News From Terre Haute, Indiana

Local & Bistate

September 2, 2010

Valley residents warned of scams targeting the elderly

Authorities say criminals have raked in hundreds of thousands locally

TERRE HAUTE — Beware of the telephone caller who gives you one of the following messages:

“You have won the lottery!”

“You can purchase cheap property in another state!”

“You have won a new car!”

And maybe the most insulting scam of all scams …

“You have been the victim of a scam and we are calling to help you recover your losses.”

Several area residents have received just such a call, and some have fallen victim to scams that have amounted to hundreds of thousands of dollars in losses that will likely never be recovered.

On Wednesday, Vigo County Prosecutor Terry Modesitt, along with the Adult Protective Services Division and Terre Haute Police, called for awareness of these telemarketing and banking scams that have impacted multiple citizens.

In just three Wabash Valley cases, losses may be as much as $400,000.

Vigo County has four active cases of which authorities are aware. Modesitt estimates that several other people are also being scammed, but have not yet reported their losses, either due to embarrassment over being duped, or in denial that they are being scammed.

“It is sad, though, how many people fall victim to this,” Modesitt said, adding that the elderly are the main targets of the scams.

The caller gives a convincing sales pitch, he said, and requires the victim to send money to cover processing fees, taxes, shipping charges, or some other costs in order to receive the winnings. More calls requiring more money often come, but the prize is never received.

In the case of the “scam victim assistance” scam, the victim has already been identified as the successful target of a previous scam. The new caller will ask for fees, credit card and banking information needed to recover the previous losses. But it is just another scam to get new banking information and to pick up where the last scammer left off.

Jerry Hawk of Adult Protective Services said he has investigated one case in which an older man with a lot of property had the trees on his land logged in order to have money to send to a scammer.

“These people actually want to believe that this is true,” Hawk said of the victims. “These people want to see themselves as a winner.”

Hawk said he knows of a victim in Putnam County who confided in a police officer friend that she was about to receive a windfall. Even though the police officer recognized the scam, he had a hard time convincing the victim that she was not going to win the big prize.

“It is heart-wrenching to have these people sit there and tell you, ‘Mr.

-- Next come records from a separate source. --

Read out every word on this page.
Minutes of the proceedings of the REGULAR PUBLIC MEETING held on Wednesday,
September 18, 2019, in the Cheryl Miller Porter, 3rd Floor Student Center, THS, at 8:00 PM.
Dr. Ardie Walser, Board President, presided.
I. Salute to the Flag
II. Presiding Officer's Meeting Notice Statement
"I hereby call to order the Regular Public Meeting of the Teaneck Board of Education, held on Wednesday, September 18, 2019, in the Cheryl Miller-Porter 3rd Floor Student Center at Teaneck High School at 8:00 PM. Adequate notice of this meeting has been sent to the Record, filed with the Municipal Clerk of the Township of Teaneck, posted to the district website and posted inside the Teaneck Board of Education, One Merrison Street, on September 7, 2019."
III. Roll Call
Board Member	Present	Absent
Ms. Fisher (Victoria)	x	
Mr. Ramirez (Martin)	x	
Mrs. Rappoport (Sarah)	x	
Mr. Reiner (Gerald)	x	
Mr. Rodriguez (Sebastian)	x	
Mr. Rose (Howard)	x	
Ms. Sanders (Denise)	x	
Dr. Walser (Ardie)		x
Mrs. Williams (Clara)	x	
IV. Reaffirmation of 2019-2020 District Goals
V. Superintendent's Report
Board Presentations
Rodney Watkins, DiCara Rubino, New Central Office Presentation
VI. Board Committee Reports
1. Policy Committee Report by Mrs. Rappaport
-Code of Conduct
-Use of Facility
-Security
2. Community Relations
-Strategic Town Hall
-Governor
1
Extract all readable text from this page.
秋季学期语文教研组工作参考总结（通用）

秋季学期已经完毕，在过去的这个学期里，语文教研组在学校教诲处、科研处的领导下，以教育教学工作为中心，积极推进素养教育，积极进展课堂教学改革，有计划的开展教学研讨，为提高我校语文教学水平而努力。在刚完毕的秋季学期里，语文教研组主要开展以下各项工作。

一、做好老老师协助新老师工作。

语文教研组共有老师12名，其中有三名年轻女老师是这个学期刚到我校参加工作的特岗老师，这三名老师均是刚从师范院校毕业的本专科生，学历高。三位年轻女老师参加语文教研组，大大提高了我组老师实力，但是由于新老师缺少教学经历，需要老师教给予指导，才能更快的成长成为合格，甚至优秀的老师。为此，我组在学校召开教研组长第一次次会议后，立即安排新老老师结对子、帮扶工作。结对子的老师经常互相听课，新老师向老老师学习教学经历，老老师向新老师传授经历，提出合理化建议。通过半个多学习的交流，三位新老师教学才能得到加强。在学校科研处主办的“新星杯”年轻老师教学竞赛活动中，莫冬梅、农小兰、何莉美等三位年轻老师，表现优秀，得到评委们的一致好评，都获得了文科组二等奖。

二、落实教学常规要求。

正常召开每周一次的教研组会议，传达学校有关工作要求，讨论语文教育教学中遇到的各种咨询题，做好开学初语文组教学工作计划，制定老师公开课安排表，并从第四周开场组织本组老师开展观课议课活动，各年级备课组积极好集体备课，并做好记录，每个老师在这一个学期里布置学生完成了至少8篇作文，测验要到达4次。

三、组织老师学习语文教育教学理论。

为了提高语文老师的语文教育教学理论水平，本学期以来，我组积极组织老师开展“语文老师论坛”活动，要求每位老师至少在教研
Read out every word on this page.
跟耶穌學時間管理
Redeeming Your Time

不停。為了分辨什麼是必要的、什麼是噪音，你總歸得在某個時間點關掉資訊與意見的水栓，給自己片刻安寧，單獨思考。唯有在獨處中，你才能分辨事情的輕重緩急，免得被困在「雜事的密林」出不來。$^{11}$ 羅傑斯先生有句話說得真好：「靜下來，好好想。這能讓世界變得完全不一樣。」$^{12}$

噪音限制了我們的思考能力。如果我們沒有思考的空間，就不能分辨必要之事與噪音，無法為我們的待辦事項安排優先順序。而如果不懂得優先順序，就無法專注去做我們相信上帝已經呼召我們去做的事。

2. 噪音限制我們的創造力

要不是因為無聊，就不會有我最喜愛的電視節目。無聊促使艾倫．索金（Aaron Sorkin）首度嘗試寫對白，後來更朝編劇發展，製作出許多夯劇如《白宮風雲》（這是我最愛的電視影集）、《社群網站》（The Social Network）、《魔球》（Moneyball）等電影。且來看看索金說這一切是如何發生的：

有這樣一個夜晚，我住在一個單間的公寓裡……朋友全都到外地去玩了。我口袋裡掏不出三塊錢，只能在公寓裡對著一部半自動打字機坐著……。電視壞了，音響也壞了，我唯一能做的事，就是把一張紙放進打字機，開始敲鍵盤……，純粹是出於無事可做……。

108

Hawk, I don’t want to lose my chance at the prize,’” he said.

In some cases, the victims have stopped paying their property taxes and their mortgages because they think they will receive the prize soon. Hawk said that could result in some of the victims also becoming homeless.

Adult Protective Services has actually sought a court-ordered guardianship of a victim’s finances to put a stop to the crime, Hawk said.

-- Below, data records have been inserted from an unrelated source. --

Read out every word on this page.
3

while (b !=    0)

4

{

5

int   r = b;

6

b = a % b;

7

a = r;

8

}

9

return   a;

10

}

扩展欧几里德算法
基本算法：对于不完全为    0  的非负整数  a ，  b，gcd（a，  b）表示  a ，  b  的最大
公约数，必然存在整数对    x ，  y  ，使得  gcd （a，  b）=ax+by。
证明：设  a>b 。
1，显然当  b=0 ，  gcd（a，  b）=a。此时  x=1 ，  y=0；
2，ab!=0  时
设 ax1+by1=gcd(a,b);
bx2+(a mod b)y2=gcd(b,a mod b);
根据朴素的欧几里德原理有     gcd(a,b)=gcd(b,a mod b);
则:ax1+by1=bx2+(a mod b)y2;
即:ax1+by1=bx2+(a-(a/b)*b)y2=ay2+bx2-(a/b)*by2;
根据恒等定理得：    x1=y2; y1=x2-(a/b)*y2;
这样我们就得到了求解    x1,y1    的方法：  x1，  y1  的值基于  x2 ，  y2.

Anjie Hall of APS said the scams are often spotted by a bank that notices the withdrawals coming from an elderly person’s accounts.

Scott Funkhouser, a detective with the Terre Haute Police Department, said three of the cases he is now working on have come from the bank notifying police of an ongoing scam.

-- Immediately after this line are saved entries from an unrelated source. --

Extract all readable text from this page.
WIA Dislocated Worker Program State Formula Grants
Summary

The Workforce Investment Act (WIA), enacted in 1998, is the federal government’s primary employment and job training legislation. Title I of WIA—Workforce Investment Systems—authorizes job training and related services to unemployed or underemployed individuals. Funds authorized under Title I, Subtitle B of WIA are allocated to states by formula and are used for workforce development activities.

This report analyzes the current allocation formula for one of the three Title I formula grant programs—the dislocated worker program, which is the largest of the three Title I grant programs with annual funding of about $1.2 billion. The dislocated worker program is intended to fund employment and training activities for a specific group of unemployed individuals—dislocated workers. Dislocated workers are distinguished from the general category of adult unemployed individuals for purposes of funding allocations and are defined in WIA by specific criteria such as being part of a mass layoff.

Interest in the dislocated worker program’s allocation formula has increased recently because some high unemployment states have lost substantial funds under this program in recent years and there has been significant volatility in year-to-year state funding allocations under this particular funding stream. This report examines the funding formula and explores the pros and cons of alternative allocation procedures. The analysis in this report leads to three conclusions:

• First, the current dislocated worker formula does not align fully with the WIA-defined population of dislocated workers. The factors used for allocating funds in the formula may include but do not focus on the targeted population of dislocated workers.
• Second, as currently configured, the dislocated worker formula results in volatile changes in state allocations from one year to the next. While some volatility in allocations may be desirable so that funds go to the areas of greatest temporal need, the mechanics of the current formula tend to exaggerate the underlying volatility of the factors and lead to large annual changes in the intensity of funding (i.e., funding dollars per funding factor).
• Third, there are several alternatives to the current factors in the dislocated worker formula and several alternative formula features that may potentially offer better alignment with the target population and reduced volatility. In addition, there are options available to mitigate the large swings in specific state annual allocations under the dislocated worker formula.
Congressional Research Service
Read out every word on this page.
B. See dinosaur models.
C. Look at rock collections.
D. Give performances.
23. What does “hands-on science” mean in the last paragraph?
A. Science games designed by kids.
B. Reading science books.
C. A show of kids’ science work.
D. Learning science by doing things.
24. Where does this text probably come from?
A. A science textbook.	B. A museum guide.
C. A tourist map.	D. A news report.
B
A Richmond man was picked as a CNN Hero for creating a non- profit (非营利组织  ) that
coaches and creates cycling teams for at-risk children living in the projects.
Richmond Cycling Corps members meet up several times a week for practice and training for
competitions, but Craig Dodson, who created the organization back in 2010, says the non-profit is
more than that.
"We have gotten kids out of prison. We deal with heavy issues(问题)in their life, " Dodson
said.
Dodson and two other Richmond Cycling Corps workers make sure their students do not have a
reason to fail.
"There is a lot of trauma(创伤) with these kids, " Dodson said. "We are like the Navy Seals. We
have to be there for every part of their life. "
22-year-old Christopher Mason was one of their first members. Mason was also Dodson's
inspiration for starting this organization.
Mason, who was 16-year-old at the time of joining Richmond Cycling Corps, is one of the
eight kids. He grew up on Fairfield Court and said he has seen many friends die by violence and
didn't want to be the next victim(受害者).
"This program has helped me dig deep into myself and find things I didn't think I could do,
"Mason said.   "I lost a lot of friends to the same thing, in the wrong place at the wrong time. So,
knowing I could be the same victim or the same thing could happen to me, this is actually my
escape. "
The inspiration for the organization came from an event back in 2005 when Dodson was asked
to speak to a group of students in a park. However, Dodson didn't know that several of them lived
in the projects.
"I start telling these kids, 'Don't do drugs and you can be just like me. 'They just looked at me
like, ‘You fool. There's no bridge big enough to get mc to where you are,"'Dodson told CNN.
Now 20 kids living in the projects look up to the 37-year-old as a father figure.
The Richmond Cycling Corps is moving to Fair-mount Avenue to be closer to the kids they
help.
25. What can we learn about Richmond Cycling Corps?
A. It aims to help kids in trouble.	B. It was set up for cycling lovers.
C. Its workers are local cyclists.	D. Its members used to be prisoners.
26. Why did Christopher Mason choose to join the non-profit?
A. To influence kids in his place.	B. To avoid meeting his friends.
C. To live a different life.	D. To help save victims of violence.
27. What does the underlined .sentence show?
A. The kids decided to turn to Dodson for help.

And, the telemarketing scams are not the only fraudulent schemes that have been seen locally.

Funkhouser also warned that many of the work-at-home offers seen on the Internet are really scams that request money to operate what turns out to be a fake at-home business.

Modesitt said he has seen the social networking site Facebook used by scammers as well. A popular fraud is to hack someone’s Facebook account and send out requests to that person’s friends list asking for money. The scammer will pretend to be the account holder and say that he has lost his wallet or been mugged in some foreign country and needs to have cash wired immediately so he can get home.

And in another scam targeting senior citizens, a caller pretends to be a friend of the victim’s grandchild. The caller will say the grandchild has been in a bad accident or arrested in a distant city and needs money to rent a car to come home, or pay a doctor bill, or get out of jail.

“The key thing is that they are soliciting you,” Modesitt said. “You’re not calling them. They are calling you out of the clear blue.”

In cases where the victims realize they have been scammed, the prosecutor said, they want to recover their money, but it can be impossible. The caller is usually not in the United States, and the money has gone overseas, making it unlikely to be recovered.

To avoid becoming a victim of telephone or banking scams and frauds, Modesitt recommends that everyone register their phone with the Indiana Do Not Call List at www.IndianaConsumer.com or call 1-888-834-9969.

Anyone who suspects they are being scammed should call their local police agency of the Indiana Attorney General’s Consumer Protection Division at 1-800-382-5516.